Le gouverneur de la Banque centrale doit énoncer sa politique monétaire
Compétence reconnue à l’échelle nationale comme à l’international, économiste principal au sein du Groupe de la Banque mondiale depuis janvier 2008… Soit. Le gouverneur de la Banque centrale est appelé à expliquer clairement et sans détours ce qu’il a déjà pris et ce qu’il compte prendre comme mesures énergiques pour renforcer le système de contrôle des flux financiers et pour traquer l’argent sale. Il est sollicité pour exprimer la nature de l’intervention de la Banque centrale afin d’agir sur le taux d’inflation, qui a atteint le chiffre record (7,7% annonce l’Institut national de la statistique, sur son site officiel). La valeur du dinar tunisien continue à se détériorer (le dollar américain s’est négocié à 2.5210 DT et l’euro s’est stabilisé à 3,0301 DT le 22/05/2018). En résumé, énoncer sa politique monétaire pour stabiliser les prix et ramener le taux d’inflation à un niveau acceptable.
Qu’a-t-il fait en collaboration avec le gouvernement pour que les politiques macroéconomiques s’améliorent, en réduisant le déficit budgétaire, en maîtrisant le déficit de la balance de paiement et en protégeant ainsi les réserves en devises? Comment agit-il pour sortir de ce cercle vicieux où la dépréciation accélérée du dinar génère une inflation accélérée qui alimente de nouveau la dépréciation… Il a été nommé pour changer la donne, certes dans une situation très difficile. Il serait inadmissible d’occuper un tel poste, dans un pays qui affronte une telle crise avec un programme minimum de gestion routinière standardisée. Il est souhaitable qu’il parvienne à des décisions utiles, pragmatiques et imaginatives face à toutes les questions épineuses que nous subissons.
La Tunisie traverse une période d’apathie politique qui réveille une crise de légitimité sans précédent. Un magma d’informations sur des milliers de dysfonctionnements remonte en surface, comme pour submerger les Tunisiens sous une masse d’épreuves et d’appréhensions, puis s’agglutine en un impressionnant mur de nuages qui se développe au- dessus de nos têtes. Simultanément, ceux qui tiennent les commandes cherchent par tous les moyens à provoquer une amnésie collective sur des pratiques cachées au grand public et qui gangrènent toute tentative d’avancer.
Le pouvoir politique, qui est impuissant à prouver que l’impunité n’a pas de droit de cité en son sein, se dirige vers une sorte d’autodestruction. En perpétuant l’impunité, l’Etat prive la société de tous moyens de renforcer l’Etat de droit, c’est à dire les institutions. Un gouvernement qui abdique ainsi face à l’impunité lègue à ses citoyens un avenir de corruption et de profonde immoralité, vidant de tout son sens les notions même de démocratie et de paix sociale.

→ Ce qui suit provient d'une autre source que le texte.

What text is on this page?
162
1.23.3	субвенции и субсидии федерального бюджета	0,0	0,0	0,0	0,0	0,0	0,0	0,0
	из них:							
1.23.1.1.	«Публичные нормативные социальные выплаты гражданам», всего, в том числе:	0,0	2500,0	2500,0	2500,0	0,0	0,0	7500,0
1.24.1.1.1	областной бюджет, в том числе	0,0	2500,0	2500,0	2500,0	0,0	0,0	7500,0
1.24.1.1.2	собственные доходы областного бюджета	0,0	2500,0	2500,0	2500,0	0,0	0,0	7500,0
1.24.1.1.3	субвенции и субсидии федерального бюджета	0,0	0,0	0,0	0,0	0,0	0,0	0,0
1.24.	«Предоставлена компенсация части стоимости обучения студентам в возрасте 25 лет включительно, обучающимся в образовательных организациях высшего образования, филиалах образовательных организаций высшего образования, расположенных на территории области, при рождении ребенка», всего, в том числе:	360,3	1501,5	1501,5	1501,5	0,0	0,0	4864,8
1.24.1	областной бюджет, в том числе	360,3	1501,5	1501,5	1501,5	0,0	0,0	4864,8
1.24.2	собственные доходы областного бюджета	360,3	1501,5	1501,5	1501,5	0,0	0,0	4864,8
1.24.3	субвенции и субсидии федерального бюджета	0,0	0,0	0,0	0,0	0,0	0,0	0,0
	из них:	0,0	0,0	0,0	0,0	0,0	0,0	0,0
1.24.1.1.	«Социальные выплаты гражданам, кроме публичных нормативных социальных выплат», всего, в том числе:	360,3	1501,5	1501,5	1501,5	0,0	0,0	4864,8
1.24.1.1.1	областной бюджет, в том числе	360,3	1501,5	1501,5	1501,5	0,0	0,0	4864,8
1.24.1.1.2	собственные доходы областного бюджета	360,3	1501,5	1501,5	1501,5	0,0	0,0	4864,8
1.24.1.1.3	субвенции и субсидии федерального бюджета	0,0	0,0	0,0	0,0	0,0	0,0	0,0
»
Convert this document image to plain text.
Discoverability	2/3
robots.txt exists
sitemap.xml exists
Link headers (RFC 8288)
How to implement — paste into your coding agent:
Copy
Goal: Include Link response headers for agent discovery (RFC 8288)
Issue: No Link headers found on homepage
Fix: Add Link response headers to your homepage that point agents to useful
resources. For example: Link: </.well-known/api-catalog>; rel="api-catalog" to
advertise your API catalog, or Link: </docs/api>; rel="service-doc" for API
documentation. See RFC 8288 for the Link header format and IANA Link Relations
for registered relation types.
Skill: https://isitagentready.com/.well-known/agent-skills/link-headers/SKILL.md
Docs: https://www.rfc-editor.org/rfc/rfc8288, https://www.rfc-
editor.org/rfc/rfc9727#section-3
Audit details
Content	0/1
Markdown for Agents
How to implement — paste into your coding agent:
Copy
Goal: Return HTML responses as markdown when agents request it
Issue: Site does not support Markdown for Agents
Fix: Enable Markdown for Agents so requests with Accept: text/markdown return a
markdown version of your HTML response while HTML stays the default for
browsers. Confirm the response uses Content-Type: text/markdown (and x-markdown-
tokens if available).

Les pirouettes médiatiques des dirigeants de départements ministériels ou d’institutions publiques qui martèlent le slogan de la guerre contre la corruption et l’impunité ne trompent plus personne. Derrière leurs mots, aucune action efficace n’est réellement entreprise. Car un certain nombre d’entre eux est loin d’être intègre et animé de l’action dans l’intérêt général. Il est grand temps de lutter contre l’impunité par la revitalisation de l’action collective de la société civile qui semble quelque peu somnoler ces derniers temps.